接種完了予定の自治体数を数えても無意味なのに

 会場となった大手町の合同庁舎には東京都、神奈川県、埼玉県、千葉県の、大阪府立国際会議場には大阪府、兵庫県、京都府の高齢者を受け付けるが、勤務先が両会場の近くにでもないかぎり、あまり便利はよくない。インフルエンザの予防接種のように、自分の病歴などを熟知してくれているかかりつけ医が最適なのであるが、開業医に接種させるという選択肢が考慮されたようには思えない。

 それには、マイナス80℃で管理せねばならないというファイザーのワクチン特性もあるが、医師会と行政が連携すれば不可能ではない。自衛隊に大規模接種を任せることは、自衛隊本来の任務にも支障を来すし、各地の医師会傘下の開業医を使ったほうが遙かに問題が少ない。

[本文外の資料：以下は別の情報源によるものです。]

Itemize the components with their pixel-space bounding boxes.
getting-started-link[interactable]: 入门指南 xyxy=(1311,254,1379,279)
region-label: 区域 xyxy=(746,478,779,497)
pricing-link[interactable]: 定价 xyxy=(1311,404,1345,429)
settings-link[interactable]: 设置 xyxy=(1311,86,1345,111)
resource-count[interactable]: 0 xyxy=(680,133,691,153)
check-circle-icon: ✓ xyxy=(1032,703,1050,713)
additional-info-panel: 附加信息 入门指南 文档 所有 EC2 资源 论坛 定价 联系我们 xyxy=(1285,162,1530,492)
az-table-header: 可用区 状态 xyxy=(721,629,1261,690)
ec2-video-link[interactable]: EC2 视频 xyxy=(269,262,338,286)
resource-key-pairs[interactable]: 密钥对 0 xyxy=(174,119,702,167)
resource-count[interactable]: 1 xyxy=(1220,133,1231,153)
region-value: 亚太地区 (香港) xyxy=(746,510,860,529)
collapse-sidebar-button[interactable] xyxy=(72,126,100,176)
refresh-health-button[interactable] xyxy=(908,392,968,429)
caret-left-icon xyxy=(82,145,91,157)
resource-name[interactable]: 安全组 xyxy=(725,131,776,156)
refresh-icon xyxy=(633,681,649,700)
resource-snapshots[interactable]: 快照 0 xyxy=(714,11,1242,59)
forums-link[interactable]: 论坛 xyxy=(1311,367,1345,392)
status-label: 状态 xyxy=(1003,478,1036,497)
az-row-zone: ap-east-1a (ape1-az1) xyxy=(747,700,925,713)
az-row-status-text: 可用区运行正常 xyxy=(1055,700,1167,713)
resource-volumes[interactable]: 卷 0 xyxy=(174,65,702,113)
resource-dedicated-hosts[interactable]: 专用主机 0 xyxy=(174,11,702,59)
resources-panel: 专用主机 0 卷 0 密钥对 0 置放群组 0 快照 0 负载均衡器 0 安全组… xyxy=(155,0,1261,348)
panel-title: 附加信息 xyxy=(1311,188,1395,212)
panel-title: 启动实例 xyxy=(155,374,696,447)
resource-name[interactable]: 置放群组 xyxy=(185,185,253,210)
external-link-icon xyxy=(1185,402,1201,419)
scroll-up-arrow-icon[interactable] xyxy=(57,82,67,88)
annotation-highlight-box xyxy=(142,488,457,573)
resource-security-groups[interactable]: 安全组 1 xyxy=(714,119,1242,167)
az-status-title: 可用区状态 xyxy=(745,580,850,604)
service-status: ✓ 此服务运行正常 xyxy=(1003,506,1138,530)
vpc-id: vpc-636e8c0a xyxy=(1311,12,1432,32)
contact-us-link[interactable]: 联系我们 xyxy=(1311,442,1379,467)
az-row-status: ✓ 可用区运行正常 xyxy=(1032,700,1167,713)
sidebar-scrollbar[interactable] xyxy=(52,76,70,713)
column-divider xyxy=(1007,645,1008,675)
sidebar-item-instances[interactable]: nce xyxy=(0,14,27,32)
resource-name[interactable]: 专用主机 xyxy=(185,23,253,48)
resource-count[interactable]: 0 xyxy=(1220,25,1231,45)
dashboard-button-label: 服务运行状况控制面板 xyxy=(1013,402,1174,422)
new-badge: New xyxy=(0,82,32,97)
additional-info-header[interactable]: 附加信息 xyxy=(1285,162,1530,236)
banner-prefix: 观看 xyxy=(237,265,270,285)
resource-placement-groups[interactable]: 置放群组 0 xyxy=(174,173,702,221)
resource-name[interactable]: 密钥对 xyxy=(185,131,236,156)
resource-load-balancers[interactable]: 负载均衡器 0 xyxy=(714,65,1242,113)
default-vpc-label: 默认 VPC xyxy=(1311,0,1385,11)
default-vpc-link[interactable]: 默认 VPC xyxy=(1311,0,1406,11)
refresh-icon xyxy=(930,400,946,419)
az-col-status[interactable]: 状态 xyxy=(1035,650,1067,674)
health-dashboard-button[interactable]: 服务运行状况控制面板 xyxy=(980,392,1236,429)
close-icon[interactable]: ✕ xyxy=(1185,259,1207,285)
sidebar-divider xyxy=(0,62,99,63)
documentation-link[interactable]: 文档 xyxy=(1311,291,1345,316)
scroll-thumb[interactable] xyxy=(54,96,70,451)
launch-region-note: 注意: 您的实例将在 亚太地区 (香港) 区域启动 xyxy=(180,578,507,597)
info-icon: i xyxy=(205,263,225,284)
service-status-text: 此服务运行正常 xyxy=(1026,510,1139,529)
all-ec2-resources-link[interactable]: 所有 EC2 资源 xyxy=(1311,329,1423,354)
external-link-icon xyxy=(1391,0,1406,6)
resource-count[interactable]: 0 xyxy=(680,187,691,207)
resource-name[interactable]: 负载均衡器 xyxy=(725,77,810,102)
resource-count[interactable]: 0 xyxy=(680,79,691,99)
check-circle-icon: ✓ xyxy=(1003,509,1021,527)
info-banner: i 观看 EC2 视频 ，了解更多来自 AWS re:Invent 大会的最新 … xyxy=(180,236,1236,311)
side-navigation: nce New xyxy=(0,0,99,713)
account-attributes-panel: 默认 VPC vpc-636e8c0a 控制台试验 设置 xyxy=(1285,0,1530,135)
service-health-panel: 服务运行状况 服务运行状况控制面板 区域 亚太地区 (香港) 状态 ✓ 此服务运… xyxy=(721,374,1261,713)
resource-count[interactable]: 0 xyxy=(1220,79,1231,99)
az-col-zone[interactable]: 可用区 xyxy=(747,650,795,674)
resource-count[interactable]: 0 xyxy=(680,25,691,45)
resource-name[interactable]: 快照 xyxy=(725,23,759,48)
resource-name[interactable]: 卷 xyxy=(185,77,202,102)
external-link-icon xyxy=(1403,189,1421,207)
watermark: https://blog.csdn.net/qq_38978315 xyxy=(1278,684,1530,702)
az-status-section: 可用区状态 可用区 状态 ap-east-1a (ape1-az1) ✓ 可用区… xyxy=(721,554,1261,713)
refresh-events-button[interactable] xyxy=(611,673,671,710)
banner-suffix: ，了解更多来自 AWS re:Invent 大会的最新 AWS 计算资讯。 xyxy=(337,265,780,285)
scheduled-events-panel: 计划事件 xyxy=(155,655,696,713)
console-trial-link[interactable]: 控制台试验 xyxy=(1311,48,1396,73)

 さらには、自治体と自衛隊大規模会場の二重予約防止の措置も十分ではない。防衛省、厚労省、総務省、自治体との連携も上手くとれているとは思えない。省庁間の調整役として河野大臣がいるはずだが、機能していない。まさに、「船頭多くして船山に上る」を地で行く展開である。

 菅首相は、高齢者のワクチン接種を7月末までに完了すると述べ、86%の市区町村が7月末に終了可能と回答したと自慢げに語った。しかし、離島の村も人口93万の世田谷区も同じ1つの自治体と数えても意味がないのである。要は人口で、何人の高齢者が2回の接種を終えることができるかということである。つまり、3600万人の高齢者の何%が7月末に終わるのか、その数字こそが大事なのに、マスコミは大本営発表を垂れ流すだけで、人口比の調査すらしないという無責任さである。